Некоторые морские породы окажутся пористыми. Оставлю их на потом, чтобы вместить больше смысла. Те, что пахнут соленой водой и дохлой рыбой — для лакировки письма. Реже попадаются огрубевшие древесные стволы, давно утратившие форму — прибойные волны сточили их, обернули в плоские овалы. В них особая нужда: они облепятся мидиями, станут любимыми книжками.
воображаемая лексикография/семантические породы, найденные в складках морского дна

малышки — сущ., мн. число от слова «малышка» ж.р.
значение: маленькие девочки, играющие в чаще леса, заросшей пучками анютиных глазок
синонимы: лесные феи, эльфийки, дочери добрых ведьм, офелии
антонимы: сирены, афины, свирепые богини
🧚‍♀️пример употребления: если разбить пальцами плотный воздух, явятся они — малышки, одинокие лесные принцессы, обнажающие свое присутствие тем, кто умеет вглядываться (?,?)
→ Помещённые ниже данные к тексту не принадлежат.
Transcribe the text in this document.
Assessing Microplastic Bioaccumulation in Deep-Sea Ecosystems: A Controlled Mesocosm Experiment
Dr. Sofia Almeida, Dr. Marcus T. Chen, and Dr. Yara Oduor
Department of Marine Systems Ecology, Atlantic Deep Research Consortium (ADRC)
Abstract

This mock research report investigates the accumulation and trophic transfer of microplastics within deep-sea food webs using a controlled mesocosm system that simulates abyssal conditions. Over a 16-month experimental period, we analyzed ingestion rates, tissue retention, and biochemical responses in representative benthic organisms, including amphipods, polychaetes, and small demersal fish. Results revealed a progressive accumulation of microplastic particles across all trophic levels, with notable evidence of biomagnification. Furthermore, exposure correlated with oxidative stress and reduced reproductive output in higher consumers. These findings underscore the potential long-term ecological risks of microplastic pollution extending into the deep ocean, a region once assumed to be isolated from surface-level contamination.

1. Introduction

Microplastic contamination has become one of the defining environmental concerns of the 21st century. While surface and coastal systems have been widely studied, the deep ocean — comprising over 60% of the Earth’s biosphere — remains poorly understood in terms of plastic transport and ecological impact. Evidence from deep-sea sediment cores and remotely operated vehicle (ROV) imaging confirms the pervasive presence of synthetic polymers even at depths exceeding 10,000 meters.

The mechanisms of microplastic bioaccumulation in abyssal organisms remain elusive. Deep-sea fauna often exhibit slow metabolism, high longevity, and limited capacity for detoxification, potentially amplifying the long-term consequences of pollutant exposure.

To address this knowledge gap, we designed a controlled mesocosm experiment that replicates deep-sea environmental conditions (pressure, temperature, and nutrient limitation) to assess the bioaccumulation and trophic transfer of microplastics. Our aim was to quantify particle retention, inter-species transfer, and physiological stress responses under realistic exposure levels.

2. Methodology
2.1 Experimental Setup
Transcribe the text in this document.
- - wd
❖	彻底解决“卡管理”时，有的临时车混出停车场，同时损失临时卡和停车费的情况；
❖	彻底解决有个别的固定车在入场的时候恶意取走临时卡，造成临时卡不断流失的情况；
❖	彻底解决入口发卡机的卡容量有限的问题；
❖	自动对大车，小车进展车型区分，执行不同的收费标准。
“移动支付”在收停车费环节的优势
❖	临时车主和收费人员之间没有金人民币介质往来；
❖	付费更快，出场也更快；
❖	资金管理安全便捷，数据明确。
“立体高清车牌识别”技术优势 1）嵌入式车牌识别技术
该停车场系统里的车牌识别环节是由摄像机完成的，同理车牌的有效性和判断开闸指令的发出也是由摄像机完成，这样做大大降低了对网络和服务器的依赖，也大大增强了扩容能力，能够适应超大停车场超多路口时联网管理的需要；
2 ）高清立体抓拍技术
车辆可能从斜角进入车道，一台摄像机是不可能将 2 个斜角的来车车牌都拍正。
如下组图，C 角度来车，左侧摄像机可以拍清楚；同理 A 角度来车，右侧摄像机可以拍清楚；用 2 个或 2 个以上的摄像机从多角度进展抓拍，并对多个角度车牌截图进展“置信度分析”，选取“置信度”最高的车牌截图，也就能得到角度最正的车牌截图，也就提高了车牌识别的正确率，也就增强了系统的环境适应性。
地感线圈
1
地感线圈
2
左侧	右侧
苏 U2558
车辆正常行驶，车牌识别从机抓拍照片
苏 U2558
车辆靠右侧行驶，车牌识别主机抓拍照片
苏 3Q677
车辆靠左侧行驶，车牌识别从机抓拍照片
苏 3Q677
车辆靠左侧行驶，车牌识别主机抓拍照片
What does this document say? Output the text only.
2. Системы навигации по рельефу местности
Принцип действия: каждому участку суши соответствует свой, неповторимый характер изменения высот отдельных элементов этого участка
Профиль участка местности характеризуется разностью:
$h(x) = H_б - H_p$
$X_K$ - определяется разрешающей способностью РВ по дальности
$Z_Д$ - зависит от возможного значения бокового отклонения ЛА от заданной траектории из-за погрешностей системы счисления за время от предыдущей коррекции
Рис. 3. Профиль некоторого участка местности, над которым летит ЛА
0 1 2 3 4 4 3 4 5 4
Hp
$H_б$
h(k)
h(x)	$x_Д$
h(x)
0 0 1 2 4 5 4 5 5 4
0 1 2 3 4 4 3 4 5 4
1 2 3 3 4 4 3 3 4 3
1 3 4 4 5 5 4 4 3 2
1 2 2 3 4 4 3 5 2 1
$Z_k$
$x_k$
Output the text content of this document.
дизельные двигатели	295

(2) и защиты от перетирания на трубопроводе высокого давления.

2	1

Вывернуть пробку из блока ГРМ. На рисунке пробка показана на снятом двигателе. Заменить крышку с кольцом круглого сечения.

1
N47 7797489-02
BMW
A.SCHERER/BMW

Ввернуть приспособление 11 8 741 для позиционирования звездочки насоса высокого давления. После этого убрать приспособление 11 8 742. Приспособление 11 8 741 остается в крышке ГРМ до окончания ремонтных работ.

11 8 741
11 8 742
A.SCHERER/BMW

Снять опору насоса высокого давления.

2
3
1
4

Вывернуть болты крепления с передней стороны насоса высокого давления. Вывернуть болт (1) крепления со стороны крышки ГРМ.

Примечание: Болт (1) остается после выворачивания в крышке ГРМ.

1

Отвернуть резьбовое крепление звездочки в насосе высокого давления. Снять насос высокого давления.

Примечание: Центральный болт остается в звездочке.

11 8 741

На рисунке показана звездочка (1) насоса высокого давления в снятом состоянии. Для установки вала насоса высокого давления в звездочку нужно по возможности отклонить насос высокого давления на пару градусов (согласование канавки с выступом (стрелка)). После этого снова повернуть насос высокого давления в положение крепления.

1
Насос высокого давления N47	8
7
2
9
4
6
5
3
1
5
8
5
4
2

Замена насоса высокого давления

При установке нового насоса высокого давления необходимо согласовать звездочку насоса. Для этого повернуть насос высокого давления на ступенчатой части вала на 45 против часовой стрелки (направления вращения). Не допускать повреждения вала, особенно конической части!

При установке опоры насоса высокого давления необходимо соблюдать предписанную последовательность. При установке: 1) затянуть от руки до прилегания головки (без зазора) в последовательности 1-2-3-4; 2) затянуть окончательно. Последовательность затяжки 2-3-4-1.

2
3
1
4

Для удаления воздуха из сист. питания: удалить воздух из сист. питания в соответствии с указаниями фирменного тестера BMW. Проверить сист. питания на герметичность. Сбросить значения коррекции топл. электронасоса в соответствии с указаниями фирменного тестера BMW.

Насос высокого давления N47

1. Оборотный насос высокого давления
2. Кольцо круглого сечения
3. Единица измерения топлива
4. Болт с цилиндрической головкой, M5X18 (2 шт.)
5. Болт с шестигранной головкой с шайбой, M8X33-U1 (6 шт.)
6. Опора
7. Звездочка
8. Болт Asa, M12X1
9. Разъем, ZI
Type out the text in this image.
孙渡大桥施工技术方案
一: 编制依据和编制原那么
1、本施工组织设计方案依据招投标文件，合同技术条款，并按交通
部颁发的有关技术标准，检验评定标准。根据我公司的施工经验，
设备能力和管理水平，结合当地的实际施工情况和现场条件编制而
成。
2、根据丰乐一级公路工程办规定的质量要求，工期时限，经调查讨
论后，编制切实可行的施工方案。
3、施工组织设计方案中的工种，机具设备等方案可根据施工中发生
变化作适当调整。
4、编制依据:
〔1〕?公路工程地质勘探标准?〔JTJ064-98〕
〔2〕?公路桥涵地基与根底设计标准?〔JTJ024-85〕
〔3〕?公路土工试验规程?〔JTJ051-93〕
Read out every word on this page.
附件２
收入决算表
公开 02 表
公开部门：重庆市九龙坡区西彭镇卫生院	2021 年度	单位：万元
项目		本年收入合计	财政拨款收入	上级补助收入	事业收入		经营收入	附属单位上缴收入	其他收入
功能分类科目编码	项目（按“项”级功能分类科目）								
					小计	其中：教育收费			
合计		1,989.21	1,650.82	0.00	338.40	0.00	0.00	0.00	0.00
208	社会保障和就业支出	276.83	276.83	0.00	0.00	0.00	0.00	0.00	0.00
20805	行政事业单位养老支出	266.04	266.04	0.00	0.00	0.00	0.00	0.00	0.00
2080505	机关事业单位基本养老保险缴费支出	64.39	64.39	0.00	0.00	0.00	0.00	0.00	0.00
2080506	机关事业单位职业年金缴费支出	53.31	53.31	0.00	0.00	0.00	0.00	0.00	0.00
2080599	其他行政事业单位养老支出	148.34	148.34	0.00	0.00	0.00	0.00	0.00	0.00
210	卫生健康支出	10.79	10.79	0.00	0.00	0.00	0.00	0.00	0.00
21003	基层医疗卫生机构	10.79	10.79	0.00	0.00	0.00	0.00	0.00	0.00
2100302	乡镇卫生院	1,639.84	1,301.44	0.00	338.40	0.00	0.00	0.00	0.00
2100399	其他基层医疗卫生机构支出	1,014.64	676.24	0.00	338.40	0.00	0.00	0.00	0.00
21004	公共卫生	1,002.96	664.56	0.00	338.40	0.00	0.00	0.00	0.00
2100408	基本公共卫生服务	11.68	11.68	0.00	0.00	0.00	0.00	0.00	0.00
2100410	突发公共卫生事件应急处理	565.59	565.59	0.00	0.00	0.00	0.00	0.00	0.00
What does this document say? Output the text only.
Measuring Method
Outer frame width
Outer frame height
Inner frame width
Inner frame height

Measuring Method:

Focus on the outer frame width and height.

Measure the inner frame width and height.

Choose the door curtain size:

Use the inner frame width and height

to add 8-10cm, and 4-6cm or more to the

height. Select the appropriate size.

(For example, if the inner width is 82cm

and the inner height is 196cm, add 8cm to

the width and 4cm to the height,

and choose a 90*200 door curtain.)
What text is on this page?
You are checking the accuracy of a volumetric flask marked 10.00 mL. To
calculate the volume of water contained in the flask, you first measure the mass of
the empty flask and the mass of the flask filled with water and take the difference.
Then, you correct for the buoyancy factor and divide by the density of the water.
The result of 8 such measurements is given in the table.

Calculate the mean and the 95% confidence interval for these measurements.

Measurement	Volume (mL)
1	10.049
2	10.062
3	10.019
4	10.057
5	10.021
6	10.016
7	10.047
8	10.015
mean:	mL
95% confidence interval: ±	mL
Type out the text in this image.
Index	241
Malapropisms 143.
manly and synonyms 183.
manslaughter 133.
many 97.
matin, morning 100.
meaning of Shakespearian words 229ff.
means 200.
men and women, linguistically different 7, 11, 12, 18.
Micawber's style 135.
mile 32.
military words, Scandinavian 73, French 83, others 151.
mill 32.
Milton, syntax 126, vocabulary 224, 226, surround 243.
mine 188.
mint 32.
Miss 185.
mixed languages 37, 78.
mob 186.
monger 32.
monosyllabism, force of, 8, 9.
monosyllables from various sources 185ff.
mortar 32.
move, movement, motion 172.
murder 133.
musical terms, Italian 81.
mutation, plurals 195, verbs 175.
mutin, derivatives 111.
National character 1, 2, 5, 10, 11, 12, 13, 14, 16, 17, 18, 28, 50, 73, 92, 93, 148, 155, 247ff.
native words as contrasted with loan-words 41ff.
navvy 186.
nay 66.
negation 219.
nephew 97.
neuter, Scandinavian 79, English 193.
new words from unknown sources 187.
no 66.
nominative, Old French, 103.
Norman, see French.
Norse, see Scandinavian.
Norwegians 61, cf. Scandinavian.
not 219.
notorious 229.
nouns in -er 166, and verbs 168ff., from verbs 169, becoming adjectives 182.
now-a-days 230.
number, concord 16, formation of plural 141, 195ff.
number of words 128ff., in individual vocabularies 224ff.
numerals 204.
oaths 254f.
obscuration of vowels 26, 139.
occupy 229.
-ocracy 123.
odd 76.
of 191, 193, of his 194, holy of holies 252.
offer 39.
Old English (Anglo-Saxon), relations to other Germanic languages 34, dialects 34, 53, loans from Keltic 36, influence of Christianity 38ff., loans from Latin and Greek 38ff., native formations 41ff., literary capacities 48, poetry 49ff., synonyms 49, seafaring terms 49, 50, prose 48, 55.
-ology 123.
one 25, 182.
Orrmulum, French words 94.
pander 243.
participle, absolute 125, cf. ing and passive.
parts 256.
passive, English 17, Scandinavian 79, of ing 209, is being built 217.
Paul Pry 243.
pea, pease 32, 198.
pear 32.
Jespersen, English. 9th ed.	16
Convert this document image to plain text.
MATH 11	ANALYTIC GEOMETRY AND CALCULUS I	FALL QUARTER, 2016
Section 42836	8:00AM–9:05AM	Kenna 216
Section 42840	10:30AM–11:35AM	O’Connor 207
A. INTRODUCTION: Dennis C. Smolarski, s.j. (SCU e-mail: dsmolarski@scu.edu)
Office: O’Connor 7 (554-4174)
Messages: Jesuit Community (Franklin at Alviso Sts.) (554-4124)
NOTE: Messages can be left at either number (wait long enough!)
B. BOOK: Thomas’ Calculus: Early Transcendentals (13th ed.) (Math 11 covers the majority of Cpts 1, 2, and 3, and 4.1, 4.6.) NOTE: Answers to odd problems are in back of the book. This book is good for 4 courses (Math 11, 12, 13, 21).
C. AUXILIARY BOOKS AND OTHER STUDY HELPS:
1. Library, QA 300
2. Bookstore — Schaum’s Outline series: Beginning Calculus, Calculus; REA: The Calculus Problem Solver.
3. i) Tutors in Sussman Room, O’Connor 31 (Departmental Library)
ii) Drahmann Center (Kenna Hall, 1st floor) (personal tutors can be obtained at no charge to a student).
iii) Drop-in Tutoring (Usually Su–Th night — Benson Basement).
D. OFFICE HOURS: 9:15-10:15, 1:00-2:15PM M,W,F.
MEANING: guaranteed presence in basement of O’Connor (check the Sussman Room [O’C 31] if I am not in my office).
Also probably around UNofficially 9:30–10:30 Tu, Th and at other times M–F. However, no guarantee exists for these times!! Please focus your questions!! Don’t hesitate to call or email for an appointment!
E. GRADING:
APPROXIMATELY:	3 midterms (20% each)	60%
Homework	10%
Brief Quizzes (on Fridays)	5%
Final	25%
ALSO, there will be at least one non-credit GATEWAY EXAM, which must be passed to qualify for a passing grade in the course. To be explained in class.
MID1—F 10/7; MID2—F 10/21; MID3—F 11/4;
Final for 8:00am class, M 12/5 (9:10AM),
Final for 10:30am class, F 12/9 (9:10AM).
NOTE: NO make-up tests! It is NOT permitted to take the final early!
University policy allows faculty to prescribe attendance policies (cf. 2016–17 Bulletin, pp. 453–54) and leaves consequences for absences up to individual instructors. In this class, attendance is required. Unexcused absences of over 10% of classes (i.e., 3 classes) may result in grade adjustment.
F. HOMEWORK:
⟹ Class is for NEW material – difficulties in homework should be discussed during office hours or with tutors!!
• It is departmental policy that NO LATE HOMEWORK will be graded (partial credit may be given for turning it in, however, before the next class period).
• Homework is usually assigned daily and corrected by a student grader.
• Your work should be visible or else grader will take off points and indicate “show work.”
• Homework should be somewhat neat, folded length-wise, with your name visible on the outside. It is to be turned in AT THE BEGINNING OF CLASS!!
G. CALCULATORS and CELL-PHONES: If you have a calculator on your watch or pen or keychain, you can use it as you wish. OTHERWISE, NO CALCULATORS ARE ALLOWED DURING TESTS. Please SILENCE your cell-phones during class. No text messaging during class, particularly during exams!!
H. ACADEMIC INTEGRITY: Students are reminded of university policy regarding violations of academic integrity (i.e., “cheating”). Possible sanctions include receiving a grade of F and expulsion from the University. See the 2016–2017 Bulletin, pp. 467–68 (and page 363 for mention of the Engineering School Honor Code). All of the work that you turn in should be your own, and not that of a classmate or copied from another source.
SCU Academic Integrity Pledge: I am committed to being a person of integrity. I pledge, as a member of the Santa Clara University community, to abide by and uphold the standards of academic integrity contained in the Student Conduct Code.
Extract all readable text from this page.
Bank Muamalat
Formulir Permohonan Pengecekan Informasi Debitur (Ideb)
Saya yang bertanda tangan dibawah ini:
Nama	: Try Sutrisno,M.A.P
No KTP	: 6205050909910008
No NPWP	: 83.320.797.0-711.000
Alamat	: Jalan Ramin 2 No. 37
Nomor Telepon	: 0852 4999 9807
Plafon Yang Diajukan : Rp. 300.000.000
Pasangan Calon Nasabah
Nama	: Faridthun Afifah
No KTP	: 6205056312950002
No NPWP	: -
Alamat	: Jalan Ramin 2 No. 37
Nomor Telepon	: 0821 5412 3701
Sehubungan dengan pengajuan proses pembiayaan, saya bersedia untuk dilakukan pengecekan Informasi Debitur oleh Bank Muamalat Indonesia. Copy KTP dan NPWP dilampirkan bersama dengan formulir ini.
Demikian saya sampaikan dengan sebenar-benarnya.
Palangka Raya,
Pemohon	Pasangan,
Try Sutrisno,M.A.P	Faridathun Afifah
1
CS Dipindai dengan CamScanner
academic writing — фразеологизм, ребенок научного дискурса значение: способ говорения, замещающий пустоту словами
синонимы: важничество, эксперимент, прикол, отец
антонимы: эксперимент, прикол, отец
пример употребления:
🫡 academic writing возможен только в пространстве где ванна граничит с постелью (пост в канале girlhood is a spectrum)

daddy — сущ., м.р., ед.ч.
значение: неуловимый объект любви и восхищения; субъект, источающий угрозу для желания малышек.
синонимы: κράτος, закон, метафора
антонимы: олежик, олененок, устричка
примеры употребления:
🔪Daddy, I have had to kill you (Daddy, S. Plath)
👼В характере Кафки странно то, что он в общем-то хотел, чтобы daddy понял его и примирился с детскостью его чтения, а позже — с занятиями литературой, чтобы ее не выбрасывали за пределы общества взрослых, поскольку только она нерушима и с самого детства нерасторжима с сущностью и особенностью бытия Кафки (Сохранение детской ситуации, Ж. Батай)

девичество — сущ., ж.р., ед.ч.
1 значение: период в жизни женщины* от 5 до 16 лет.
2 значение: период в жизни женщины* от 24 до ??? лет.
синонимы: розовощекость, трансгрессия, скорбь
антонимы: стоицизм, томатный суп, толстая скорлупа пренебрежения
пример употребления:
🩸и снова она застряла в девичестве, в очередном промежутке, длящемся сквозь века фамильных катастроф от рождения в теле собственного отца до запаха увядания его авторитета (?, А.К.)
Теоретическое выплевывает девочковость: так море делает с пловцами во время прилива. И наоборот: знание рассыпается, стоит лишь ехидново шепнуть малышки сладульки девочки.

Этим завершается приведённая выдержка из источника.